The Washington Post Co. reports a 13.6% increase in Q2 profits thanks to huge gain in earnings at cable tv division, but newspaper records 15% drop in ad revenue
The Washington Post Co. reported very solid earnings for the second quarter of the year, fueled by a 34 percent jump in earnings at its cable television division. But both its for-profit education division, Kaplan, and its flagship daily newspaper recorded depressed results, and revenue overall for the company was down 5 percent.
The company attributed its cable television performance to a jump in political advertising, which should continue into the fall.
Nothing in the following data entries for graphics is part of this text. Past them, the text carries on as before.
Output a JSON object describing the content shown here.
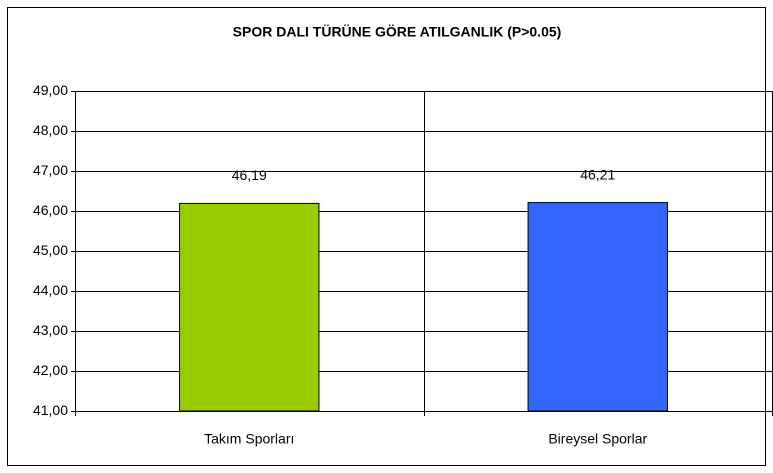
{
  "chart_data": {
    "type": "bar",
    "title": "SPOR DALI TÜRÜNE GÖRE ATILGANLIK (P>0.05)",
    "categories": [
      "Takım Sporları",
      "Bireysel Sporlar"
    ],
    "values": [
      46.19,
      46.21
    ],
    "value_labels": [
      "46,19",
      "46,21"
    ],
    "colors": [
      "#99cc00",
      "#3366ff"
    ],
    "ylim": [
      41,
      49
    ],
    "yticks": [
      {
        "value": 41,
        "label": "41,00"
      },
      {
        "value": 42,
        "label": "42,00"
      },
      {
        "value": 43,
        "label": "43,00"
      },
      {
        "value": 44,
        "label": "44,00"
      },
      {
        "value": 45,
        "label": "45,00"
      },
      {
        "value": 46,
        "label": "46,00"
      },
      {
        "value": 47,
        "label": "47,00"
      },
      {
        "value": 48,
        "label": "48,00"
      },
      {
        "value": 49,
        "label": "49,00"
      }
    ],
    "grid": true
  }
}
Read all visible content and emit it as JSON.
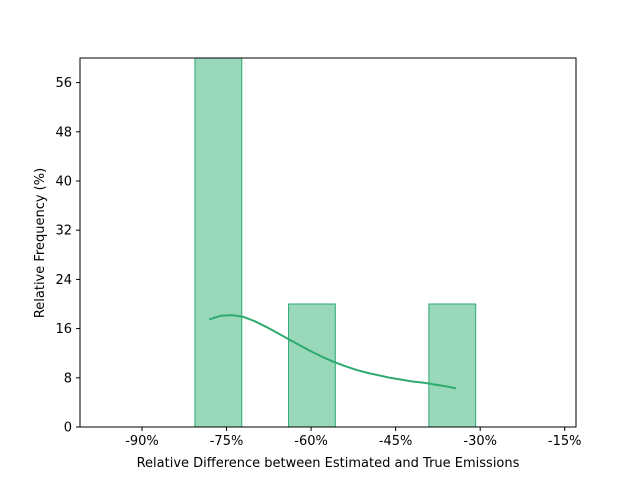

Kaplan, the company’s education subsidiary, saw operating income fall 84 percent as student enrollment fell 11 percent.
“Kaplan will likely incur additional restructuring costs in the second half of 2012,” the company said in its earning statement. Ironically, Kaplan is heavily dependent on students and government subsidized tuition, while its parent company promotes cuts in government spending.
The Washington Post, meanwhile, recorded a 15 percent drop in print advertising, while at the same time suffering losses in both daily and Sunday circulation. Online advertising for the daily paper and Slate grew 8 percent, wiping out declines in Q1. For the first half of the year digital is flat.
Overall, the newspaper publishing division reported an operating loss in Q2 of $15.9 million compared to a loss of $2.9 million in the same quarter one year ago.